Esbjorn Svensson Trio retrospective - the best of e.s.t Review

Released 2009.  

BBC Review

Their absence has left an unfilled gap that heightens the nostalgia here.

Kevin Le Gendre 2009

It’s only 18 months since Swedish pianist Esbjorn Svensson died in a diving accident, but it seems as if the tragedy stretches further in time. How so? Because E.S.T, the trio that also comprised double bassist Dan Berglund and drummer Magnus Ostrom, had made such an impact on the European jazz scene that its absence has left an unfilled gap that heightens the nostalgia for what they achieved over 17 years. It’s a little known fact being that the group was born in 1991, even though its breakthrough, From Gagarin’s Point of View, came in 1998.

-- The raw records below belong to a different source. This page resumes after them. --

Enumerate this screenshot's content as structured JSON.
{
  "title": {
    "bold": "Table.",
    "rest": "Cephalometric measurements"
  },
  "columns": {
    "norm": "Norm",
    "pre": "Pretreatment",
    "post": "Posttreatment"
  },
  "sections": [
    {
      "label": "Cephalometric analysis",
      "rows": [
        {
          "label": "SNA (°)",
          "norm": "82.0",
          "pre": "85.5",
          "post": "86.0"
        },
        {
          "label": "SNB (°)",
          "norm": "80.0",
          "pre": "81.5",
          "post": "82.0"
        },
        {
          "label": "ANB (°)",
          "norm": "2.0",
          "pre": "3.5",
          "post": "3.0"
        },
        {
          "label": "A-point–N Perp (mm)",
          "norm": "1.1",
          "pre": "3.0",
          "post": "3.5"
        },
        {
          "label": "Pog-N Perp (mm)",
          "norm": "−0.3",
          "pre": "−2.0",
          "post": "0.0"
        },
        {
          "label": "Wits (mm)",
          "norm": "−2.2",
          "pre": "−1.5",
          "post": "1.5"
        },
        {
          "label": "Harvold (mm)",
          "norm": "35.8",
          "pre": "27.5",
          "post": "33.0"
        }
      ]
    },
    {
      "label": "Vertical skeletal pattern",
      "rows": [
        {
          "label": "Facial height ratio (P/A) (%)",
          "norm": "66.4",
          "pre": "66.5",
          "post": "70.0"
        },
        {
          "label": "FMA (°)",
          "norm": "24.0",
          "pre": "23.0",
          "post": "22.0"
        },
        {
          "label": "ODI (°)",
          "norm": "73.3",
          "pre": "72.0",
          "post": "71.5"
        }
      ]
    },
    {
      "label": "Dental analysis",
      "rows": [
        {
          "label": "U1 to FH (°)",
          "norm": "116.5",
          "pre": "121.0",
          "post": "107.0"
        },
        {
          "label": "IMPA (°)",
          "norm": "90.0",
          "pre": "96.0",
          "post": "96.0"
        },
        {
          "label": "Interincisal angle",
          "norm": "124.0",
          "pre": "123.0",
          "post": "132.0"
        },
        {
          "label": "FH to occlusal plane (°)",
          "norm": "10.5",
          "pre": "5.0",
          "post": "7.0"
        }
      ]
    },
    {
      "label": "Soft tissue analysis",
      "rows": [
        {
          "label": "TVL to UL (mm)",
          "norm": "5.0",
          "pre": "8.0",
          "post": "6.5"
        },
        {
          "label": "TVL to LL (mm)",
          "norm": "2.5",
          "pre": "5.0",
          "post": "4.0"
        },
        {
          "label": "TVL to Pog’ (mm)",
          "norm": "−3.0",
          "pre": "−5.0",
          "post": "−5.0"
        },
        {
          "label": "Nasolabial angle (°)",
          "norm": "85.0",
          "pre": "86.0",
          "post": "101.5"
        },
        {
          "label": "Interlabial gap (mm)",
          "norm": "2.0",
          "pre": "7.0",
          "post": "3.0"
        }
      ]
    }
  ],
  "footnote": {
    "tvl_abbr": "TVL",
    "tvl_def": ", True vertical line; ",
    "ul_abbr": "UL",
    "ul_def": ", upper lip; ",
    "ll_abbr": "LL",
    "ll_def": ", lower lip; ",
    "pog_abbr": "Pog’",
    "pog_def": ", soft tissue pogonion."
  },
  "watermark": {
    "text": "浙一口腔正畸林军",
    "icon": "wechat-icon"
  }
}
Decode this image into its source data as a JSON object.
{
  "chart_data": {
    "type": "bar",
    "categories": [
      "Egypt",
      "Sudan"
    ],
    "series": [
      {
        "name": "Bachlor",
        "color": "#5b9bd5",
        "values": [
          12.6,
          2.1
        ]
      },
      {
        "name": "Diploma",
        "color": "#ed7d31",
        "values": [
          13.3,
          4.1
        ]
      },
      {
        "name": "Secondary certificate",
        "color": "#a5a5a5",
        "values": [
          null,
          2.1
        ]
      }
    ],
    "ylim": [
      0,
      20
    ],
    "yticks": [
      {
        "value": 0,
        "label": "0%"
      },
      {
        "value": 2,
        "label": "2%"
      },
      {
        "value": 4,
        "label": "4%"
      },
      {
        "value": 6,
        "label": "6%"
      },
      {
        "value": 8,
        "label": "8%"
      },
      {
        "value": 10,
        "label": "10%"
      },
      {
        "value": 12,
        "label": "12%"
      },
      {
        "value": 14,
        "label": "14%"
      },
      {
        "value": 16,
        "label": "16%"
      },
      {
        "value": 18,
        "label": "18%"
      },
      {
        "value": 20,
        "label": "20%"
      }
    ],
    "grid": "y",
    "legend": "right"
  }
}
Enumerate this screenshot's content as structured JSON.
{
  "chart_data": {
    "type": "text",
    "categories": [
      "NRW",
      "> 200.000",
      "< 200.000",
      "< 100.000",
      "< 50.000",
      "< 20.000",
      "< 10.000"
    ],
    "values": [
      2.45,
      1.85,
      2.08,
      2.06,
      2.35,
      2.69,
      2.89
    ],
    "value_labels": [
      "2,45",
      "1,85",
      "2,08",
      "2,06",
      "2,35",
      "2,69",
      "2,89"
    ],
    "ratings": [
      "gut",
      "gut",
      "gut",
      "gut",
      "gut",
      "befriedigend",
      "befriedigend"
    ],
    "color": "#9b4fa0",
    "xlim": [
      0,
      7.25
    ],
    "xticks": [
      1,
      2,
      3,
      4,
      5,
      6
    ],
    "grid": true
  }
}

The title track of said album kicks off this compilation and forcefully makes it clear why E.S.T reached beyond a jazz audience. They had songs. Hooks. Themes fit for radio purpose. They were often ethereal and gentle, their contours modelled on the classical music that Svensson had so thoroughly absorbed alongside his education as an improvising musician, and at times these melodies hovered on the edge of easy listening, their trajectory understated enough to work as incidental music. Yet E.S.T’s output was equally defined by the kind of musicianship that saw both Berglund and Ostrom pass impressively pithy comment on a chord sequence or rhythmic cycle to effectively lift the band’s aesthetic beyond the trite even if their form was accessible, something that jazz moral custodians often treat as a vice when, if well wrought, it can be a virtue.

Owing an obvious debt to Keith Jarrett’s early 70s folk but not folk, rock but beyond rock sensibilities, E.S.T was well versed in pop culture and contemporary technology, be it the snakish, electronic shimmer around the piano or the quivering, curvaceous flange on the bass, and they used such strategies well. Their sleek ambient and funk-rock forays are pleasing rather than truly overwhelming though, and it is hard to escape the feeling they could have achieved more had they emboldened the sonic starkness, if not wildness, at which they often picked. A hip hop producer could have been the key. Posthumous remixes might still open stylistic doors.